You might as well try to describe a sunset to a blind man, play music for a deaf man, talk to a dead man, as to discuss the deep things of God with an unconverted sinner. “…the natural man receiveth not the things of the Spirit of God…” (I Corinthians 2:14). We might as well try to catch sunbeams with a fishhook or talk nuclear physics with a monument in a city park. The most erudite Ph. D. cannot take it in any better than a hillbilly; it is casting pearls before swine. As far as spiritual realities are concerned, a man who has not been born again is blind and can’t see, deaf and can’t hear, dead and can’t feel.
Bread in the Wilderness
From whence can a man satisfy these men with bread here in the wilderness.

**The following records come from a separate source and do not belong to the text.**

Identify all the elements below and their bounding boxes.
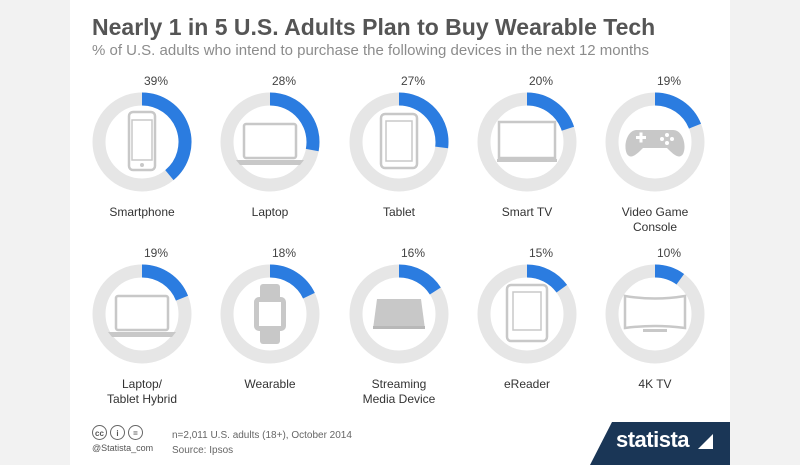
donut-item: 18% Wearable bbox=[220, 246, 320, 391]
donut-value-arc bbox=[398, 92, 449, 149]
statista-logo[interactable]: statista bbox=[616, 427, 690, 452]
hybrid-laptop-icon bbox=[108, 294, 176, 337]
curved-tv-icon-shape bbox=[623, 294, 687, 330]
category-label: Console bbox=[633, 220, 677, 234]
donut-item: 39% Smartphone bbox=[92, 74, 192, 219]
percent-label: 18% bbox=[272, 246, 296, 260]
smartphone-icon-shape bbox=[127, 110, 157, 172]
category-label: 4K TV bbox=[638, 377, 671, 391]
category-label: Video Game bbox=[622, 205, 689, 219]
chart-subtitle: % of U.S. adults who intend to purchase … bbox=[92, 42, 649, 59]
gamepad-button-shape bbox=[660, 137, 664, 141]
category-label: Streaming bbox=[372, 377, 427, 391]
donut-value-arc bbox=[526, 264, 568, 293]
gamepad-icon bbox=[625, 130, 685, 157]
percent-label: 19% bbox=[657, 74, 681, 88]
gamepad-button-shape bbox=[670, 137, 674, 141]
category-label: Wearable bbox=[244, 377, 295, 391]
donut-value-arc bbox=[654, 264, 685, 285]
screen-shape bbox=[131, 119, 153, 161]
category-label: eReader bbox=[504, 377, 550, 391]
gamepad-icon-shape bbox=[625, 130, 685, 157]
donut-item: 27% Tablet bbox=[349, 74, 449, 219]
donut-value-arc bbox=[526, 92, 575, 132]
category-label: Smartphone bbox=[109, 205, 175, 219]
source-note: Source: Ipsos bbox=[172, 445, 234, 456]
tv-icon-shape bbox=[497, 120, 557, 160]
license-block: cc i = @Statista_com bbox=[92, 425, 153, 453]
footnote: n=2,011 U.S. adults (18+), October 2014 … bbox=[172, 428, 352, 458]
screen-shape bbox=[385, 120, 413, 162]
category-label: Laptop bbox=[252, 205, 289, 219]
cc-icon[interactable]: cc bbox=[92, 425, 107, 440]
home-button-shape bbox=[140, 163, 144, 167]
tablet-icon bbox=[379, 112, 419, 170]
donut-value-arc bbox=[269, 92, 320, 152]
tv-icon bbox=[497, 120, 557, 162]
curved-tv-icon bbox=[623, 294, 687, 332]
donut-value-arc bbox=[141, 264, 189, 301]
ereader-icon bbox=[505, 283, 549, 343]
tv-stand-shape bbox=[497, 159, 557, 162]
smartphone-icon bbox=[127, 110, 157, 172]
category-label: Smart TV bbox=[502, 205, 552, 219]
donut-value-arc bbox=[654, 92, 702, 129]
laptop-base-shape bbox=[108, 332, 176, 337]
chart-title: Nearly 1 in 5 U.S. Adults Plan to Buy We… bbox=[92, 14, 656, 40]
no-derivatives-icon[interactable]: = bbox=[128, 425, 143, 440]
gamepad-button-shape bbox=[665, 133, 669, 137]
donut-item: 20% Smart TV bbox=[477, 74, 577, 219]
donut-item: 10% 4K TV bbox=[605, 246, 705, 391]
attribution-icon[interactable]: i bbox=[110, 425, 125, 440]
donut-value-arc bbox=[398, 264, 441, 295]
ereader-icon-shape bbox=[505, 283, 549, 343]
donut-value-arc bbox=[269, 264, 315, 299]
gamepad-button-shape bbox=[665, 141, 669, 145]
percent-label: 16% bbox=[401, 246, 425, 260]
tv-stand-shape bbox=[643, 329, 667, 332]
percent-label: 39% bbox=[144, 74, 168, 88]
screen-shape bbox=[512, 291, 542, 331]
sample-note: n=2,011 U.S. adults (18+), October 2014 bbox=[172, 430, 352, 441]
dpad-v-shape bbox=[639, 132, 643, 143]
donut-value-arc bbox=[141, 92, 192, 181]
category-label: Media Device bbox=[363, 392, 436, 406]
percent-label: 20% bbox=[529, 74, 553, 88]
category-label: Laptop/ bbox=[122, 377, 163, 391]
watch-face-shape bbox=[259, 302, 281, 326]
donut-item: 28% Laptop bbox=[220, 74, 320, 219]
laptop-icon bbox=[236, 122, 304, 165]
percent-label: 15% bbox=[529, 246, 553, 260]
donut-item: 19% Laptop/Tablet Hybrid bbox=[92, 246, 192, 406]
tablet-icon-shape bbox=[379, 112, 419, 170]
laptop-icon-shape bbox=[242, 122, 298, 160]
category-label: Tablet Hybrid bbox=[107, 392, 177, 406]
donut-item: 15% eReader bbox=[477, 246, 577, 391]
percent-label: 19% bbox=[144, 246, 168, 260]
statista-handle[interactable]: @Statista_com bbox=[92, 443, 154, 453]
streaming-box-icon bbox=[373, 299, 425, 329]
hybrid-laptop-icon-shape bbox=[114, 294, 170, 332]
percent-label: 27% bbox=[401, 74, 425, 88]
laptop-base-shape bbox=[236, 160, 304, 165]
category-label: Tablet bbox=[383, 205, 416, 219]
box-base-shape bbox=[373, 326, 425, 329]
percent-label: 28% bbox=[272, 74, 296, 88]
percent-label: 10% bbox=[657, 246, 681, 260]
cc-badges: cc i = bbox=[92, 425, 153, 440]
smartwatch-icon bbox=[254, 284, 286, 344]
chart-card bbox=[70, 0, 730, 465]
streaming-box-icon-shape bbox=[373, 299, 425, 329]
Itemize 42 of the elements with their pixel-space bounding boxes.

“Bread in the wilderness” sounds as incongruous as “streams in the desert.” Remember the Old Testament complaint, “Can God furnish a table in the wilderness?” (Ps. 78:19). Indeed, no man could meet such an emergency, but our Lord did. With the five thousand, the miracle moved in three stages. There was a lack of bread. Jesus asked Philip, “Whence shall we buy bread that these may eat?” but He knew what He would do, as he always knew. Philip surmised that two hundred pennyworth of bread would not be enough. We are always “making an estimate,” like Philip, but we lave out the supernatural.
There was a little bread. Five loaves and two fishes amount to little, either in quantity or quality but “little is much if God is in it.” So a little bread became a lot of bread. There was a surplus of twelve basketfuls. God never deals niggardly. If each disciple gathered a basketful he had more than he started with!
And all because “there is a lad here.” His little in Jesus’ hands became a lot. No man can furnish a table in the wilderness, but Jesus and a boy can do it.